Conversion reactions of SnO₂-based anode materials have recently been confirmed reversible by using well-designed nanostructures, while the detailed mechanism during charging and discharging is still ambiguous. Unwrapping the real mechanism is helpful to design high-performance SnO₂-based anode materials. In this work, we designed and fabricated a nanoarchitecture of ultrafine SnO₂ (3–5 nm) anchored on the surfaces of carbon nanofibers (denoted as u-TOCNFs). The u-TOCNFs electrode exhibits high reversible capacity of 1006.4 mAh·g⁻¹, high initial Coulombic efficiency of 71.3% and good cycle stability mainly due to good dispersion of ultrafine SnO₂ on the conductive carbon nanofibers.

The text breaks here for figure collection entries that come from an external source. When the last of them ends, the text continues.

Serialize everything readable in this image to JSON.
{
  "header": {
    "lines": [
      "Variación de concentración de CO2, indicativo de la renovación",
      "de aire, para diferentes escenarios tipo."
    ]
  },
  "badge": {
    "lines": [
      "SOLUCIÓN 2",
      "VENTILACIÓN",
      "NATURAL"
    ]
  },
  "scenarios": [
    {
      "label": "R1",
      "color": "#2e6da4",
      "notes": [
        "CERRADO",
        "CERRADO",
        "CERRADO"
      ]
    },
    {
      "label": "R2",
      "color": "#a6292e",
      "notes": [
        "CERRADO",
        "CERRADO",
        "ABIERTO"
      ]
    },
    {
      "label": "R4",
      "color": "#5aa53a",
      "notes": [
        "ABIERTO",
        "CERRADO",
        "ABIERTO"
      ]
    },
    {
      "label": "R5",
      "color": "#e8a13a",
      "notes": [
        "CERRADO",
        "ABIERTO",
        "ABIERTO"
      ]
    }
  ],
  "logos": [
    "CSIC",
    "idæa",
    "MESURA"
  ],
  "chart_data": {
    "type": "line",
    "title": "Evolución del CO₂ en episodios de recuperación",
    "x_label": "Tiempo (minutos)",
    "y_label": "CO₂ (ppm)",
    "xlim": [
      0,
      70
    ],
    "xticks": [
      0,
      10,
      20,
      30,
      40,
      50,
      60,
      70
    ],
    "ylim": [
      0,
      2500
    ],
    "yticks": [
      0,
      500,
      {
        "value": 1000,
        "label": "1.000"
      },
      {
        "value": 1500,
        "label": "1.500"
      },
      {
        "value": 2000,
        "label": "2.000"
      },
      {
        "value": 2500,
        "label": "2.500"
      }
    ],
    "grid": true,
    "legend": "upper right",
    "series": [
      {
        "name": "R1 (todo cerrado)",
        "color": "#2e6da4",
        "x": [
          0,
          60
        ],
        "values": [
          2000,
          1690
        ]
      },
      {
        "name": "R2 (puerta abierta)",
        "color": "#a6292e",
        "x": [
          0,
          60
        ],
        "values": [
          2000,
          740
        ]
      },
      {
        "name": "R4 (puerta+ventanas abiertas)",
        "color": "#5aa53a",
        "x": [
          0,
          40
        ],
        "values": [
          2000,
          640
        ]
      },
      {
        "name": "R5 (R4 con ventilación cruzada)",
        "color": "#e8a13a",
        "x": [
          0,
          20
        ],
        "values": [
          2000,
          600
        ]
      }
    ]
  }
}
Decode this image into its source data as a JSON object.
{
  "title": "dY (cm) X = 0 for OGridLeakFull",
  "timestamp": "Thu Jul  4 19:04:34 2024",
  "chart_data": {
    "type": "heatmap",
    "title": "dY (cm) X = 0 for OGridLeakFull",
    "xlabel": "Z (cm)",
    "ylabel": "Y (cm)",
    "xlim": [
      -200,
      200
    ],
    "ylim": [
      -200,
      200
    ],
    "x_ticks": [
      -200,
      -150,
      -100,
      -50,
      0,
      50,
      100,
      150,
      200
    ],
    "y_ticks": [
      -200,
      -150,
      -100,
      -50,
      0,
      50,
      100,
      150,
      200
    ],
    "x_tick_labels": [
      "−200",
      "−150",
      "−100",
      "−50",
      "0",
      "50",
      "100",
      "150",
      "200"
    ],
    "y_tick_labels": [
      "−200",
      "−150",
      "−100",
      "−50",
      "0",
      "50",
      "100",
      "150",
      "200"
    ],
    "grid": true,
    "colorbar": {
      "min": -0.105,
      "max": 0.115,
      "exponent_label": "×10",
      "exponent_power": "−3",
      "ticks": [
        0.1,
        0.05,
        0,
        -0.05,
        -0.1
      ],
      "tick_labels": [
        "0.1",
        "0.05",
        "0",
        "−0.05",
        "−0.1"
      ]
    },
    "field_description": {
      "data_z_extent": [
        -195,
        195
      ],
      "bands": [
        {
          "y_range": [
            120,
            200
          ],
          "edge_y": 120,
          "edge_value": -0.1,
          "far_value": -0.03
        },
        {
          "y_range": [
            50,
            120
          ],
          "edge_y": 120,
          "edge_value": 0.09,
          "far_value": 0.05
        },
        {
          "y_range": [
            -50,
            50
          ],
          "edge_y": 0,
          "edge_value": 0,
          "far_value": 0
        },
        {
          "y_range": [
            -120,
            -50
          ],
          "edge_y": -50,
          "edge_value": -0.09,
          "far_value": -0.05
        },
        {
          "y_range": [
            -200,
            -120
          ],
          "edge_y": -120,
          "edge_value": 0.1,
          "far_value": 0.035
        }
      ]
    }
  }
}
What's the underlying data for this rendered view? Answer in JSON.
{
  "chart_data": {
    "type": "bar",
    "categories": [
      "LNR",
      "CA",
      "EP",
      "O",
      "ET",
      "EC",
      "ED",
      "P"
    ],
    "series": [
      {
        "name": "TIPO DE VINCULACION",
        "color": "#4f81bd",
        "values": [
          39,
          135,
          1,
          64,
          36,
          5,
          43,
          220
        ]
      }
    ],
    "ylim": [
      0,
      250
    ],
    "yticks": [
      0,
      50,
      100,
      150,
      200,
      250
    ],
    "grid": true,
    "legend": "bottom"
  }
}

The structure evolution is investigated by TEM observations that confirm the presence of amorphous SnO₂ on the delithiated nanoanode at 1.28 V after 100 cycles. Charge/discharge induced amorphization of SnO₂ nanocrystals is firstly observed that readily explain the capacity increasing around 100 cycles. In particular, we propose the mechanism of reversible conversion reactions of SnO₂ and Sn induced by the amorphization of ultrafine SnO₂ during lithiation/delithiation. We believe that it is a new direction to study SnO₂-based anode materials to improve the electrochemical performance for lithium ion batteries.